Yeah color me on the "hit the reset button" camp. Personally, I like the idea of keeping the same canon but just changing the spot light. "And now we see the ACTUAL heroes of this story." Just start them at the Taproot Inn and try to keep them on the rails. And later those heroes can find the dead bodies of the original party.

But really, you and your table need to have a talk about the finding the path in a pathfinder adventure path. Then figure out how they want to proceed. Make it clear that continuing with their original characters will lead to TPK, and maybe they want to continue anyway until that happens. Maybe they want to use the dream reset and play the same characters. Or maybe this AP just isn't for them. (I hope not, because it is a fun AP.)


Wow.

That's a rough situation. I never know quite what the situation is for other posters and gaming groups. I've been playing with the same guys for 29 years. I know what they'll do, what I expect them to do, and they know what I 'want' them to do.

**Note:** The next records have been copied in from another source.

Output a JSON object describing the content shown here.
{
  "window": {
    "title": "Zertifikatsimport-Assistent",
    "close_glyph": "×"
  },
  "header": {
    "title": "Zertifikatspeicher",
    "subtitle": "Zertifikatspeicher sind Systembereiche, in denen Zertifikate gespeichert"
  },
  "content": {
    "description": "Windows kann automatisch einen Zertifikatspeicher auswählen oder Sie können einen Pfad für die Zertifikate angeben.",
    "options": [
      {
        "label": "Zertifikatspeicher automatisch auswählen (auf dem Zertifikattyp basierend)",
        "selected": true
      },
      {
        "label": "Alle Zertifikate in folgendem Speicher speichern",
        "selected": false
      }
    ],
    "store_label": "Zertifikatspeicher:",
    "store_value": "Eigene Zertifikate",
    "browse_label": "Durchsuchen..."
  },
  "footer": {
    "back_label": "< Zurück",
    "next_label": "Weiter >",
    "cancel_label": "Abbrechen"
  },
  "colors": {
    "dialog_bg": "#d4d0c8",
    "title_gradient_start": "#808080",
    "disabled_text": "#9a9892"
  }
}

So, if they are all your friends, and are just being knuckleheads, okay, mistakes were made. Perhaps they felt TOO scared of dying as level 1 characters, and didn't realize the game was balanced for them to succeed as level 1s. Like, they had the right idea; run away! They just didn't bring anyone with them...or have an altruistic bone in their fantasy bodies to check on people they knew or the people in town after the attack.

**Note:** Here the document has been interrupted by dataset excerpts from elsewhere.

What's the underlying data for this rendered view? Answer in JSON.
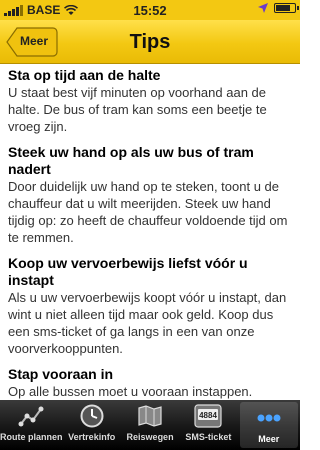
{
  "status_bar": {
    "carrier": "BASE",
    "time": "15:52",
    "battery_level": 0.8
  },
  "nav": {
    "back_label": "Meer",
    "title": "Tips"
  },
  "tips": [
    {
      "heading": "Sta op tijd aan de halte",
      "body": "U staat best vijf minuten op voorhand aan de halte. De bus of tram kan soms een beetje te vroeg zijn."
    },
    {
      "heading": "Steek uw hand op als uw bus of tram nadert",
      "body": "Door duidelijk uw hand op te steken, toont u de chauffeur dat u wilt meerijden. Steek uw hand tijdig op: zo heeft de chauffeur voldoende tijd om te remmen."
    },
    {
      "heading": "Koop uw vervoerbewijs liefst vóór u instapt",
      "body": "Als u uw vervoerbewijs koopt vóór u instapt, dan wint u niet alleen tijd maar ook geld. Koop dus een sms-ticket of ga langs in een van onze voorverkooppunten."
    },
    {
      "heading": "Stap vooraan in",
      "body": "Op alle bussen moet u vooraan instappen. Rolstoelgebruikers, mensen met een kinderwagen en mensen met een beperkte"
    }
  ],
  "tabbar": {
    "items": [
      {
        "label": "Route plannen",
        "icon": "route-icon"
      },
      {
        "label": "Vertrekinfo",
        "icon": "clock-icon"
      },
      {
        "label": "Reiswegen",
        "icon": "map-icon"
      },
      {
        "label": "SMS-ticket",
        "icon": "phone-4884-icon",
        "icon_text": "4884"
      },
      {
        "label": "Meer",
        "icon": "more-icon",
        "active": true
      }
    ]
  },
  "colors": {
    "brand_yellow": "#f3c812",
    "tabbar_bg": "#1a1a1a",
    "active_blue": "#4aa3ff"
  }
}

Perhaps you can get a 180 to happen. Meeting more and more patrols, maybe defeating them (and this can replace book 1 encounters), until they approach that proverbial hill that looks over the HUGE encampment of an army getting ready to push towards Longsaddle. There is no getting around it.

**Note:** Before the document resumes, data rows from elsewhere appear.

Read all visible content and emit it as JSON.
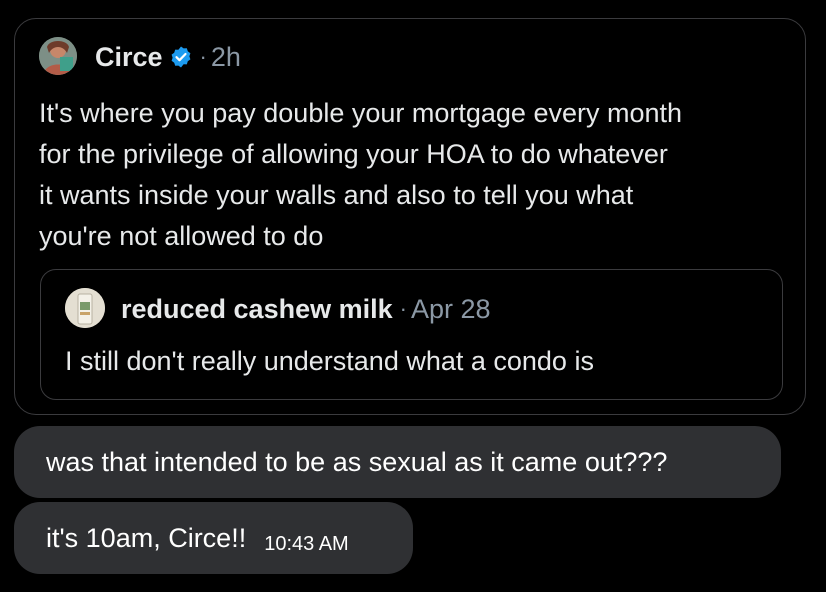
{
  "tweet": {
    "author": "Circe",
    "separator": "·",
    "time": "2h",
    "verified": true,
    "verified_color": "#1d9bf0",
    "text_lines": [
      "It's where you pay double your mortgage every month",
      "for the privilege of allowing your HOA to do whatever",
      "it wants inside your walls and also to tell you what",
      "you're not allowed to do"
    ]
  },
  "quote": {
    "author": "reduced cashew milk",
    "separator": "·",
    "date": "Apr 28",
    "text": "I still don't really understand what a condo is"
  },
  "messages": [
    {
      "text": "was that intended to be as sexual as it came out???"
    },
    {
      "text": "it's 10am, Circe!!",
      "time": "10:43 AM"
    }
  ],
  "icons": {
    "verified": "verified-badge-icon",
    "author_avatar": "avatar",
    "quote_avatar": "avatar"
  },
  "colors": {
    "background": "#000000",
    "bubble": "#2f3033",
    "card_border": "#3b3b3e",
    "secondary_text": "#8b98a5"
  }
}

So, they can get hunted, because scouts did see them. Or, with any patrols they kill past the first, it's noted that some adventurers have attacked other patrols, or the PCs get named in reports, and are being hunted. Make some reports of the town NPCs that have survived, and are the thorn in Scarvinious' side within the Fangwood. But, if the PCs find the roving Phaendarran peoples, struggling to keep going, make it that the PCs really have to prove themselves as heroes this time-empty those trog caves! We need help!

Now that can work if the group is willing to roleplay, and see in and out of game that they made a mistake. I myself hate the idea of resetting the AP; especially with a fantasy wipe back to the original Save Point of game creation, or with a party wipe, making them make a new party within the NPCs, and then being told 'here's how you should be playing it!!' That just seems like chastisement with bad or hurt feelings coming about.

Depends on how you like to DM? Do you like the challenge of flowing with the created PCs narrative and still adhering to the AP storyline, or is it too much work to bother trying to shoehorn it together?

I'm curious to hear of the results.

Grand Lodge

Yeah, I’ll agree with much of what has been said up thread. One of the things I try to identify with a new group is are they there to experience the adventure or if they are there to make my life as GM much harder than it needs to be. I generally have a conversation before we even start that I’m happy to acknowledge out-of-the-box thinking, but we’re dealing with a prewritten campaign, not a free flowing one. In the latter case, I’m making things up quite a bit on the fly with a loosely connected storyline in which case, they are welcome to go off the reservation. However, if we all agree to play the adventure that the author has written for us, they need to at least make an attempt to follow the story as it unfolds and not go out of their way to sabotage it.

One of the main ideas of this AP is the PCs have strong ties to Phaendar and its community. They aren’t just adventures passing through. It should be clear to them that simply running away is going to result in the death of nearly the entire population.

OTOH, if you really want to do the work, you could significantly rework the encounters for the remainder of the campaign so they are challenge appropriate to the PCs and just let them continue. It means the campaign will be completed much quicker than expected and there won’t be any high level epic battles towards the end, but it would be a way to salvage the game without having to hit reset.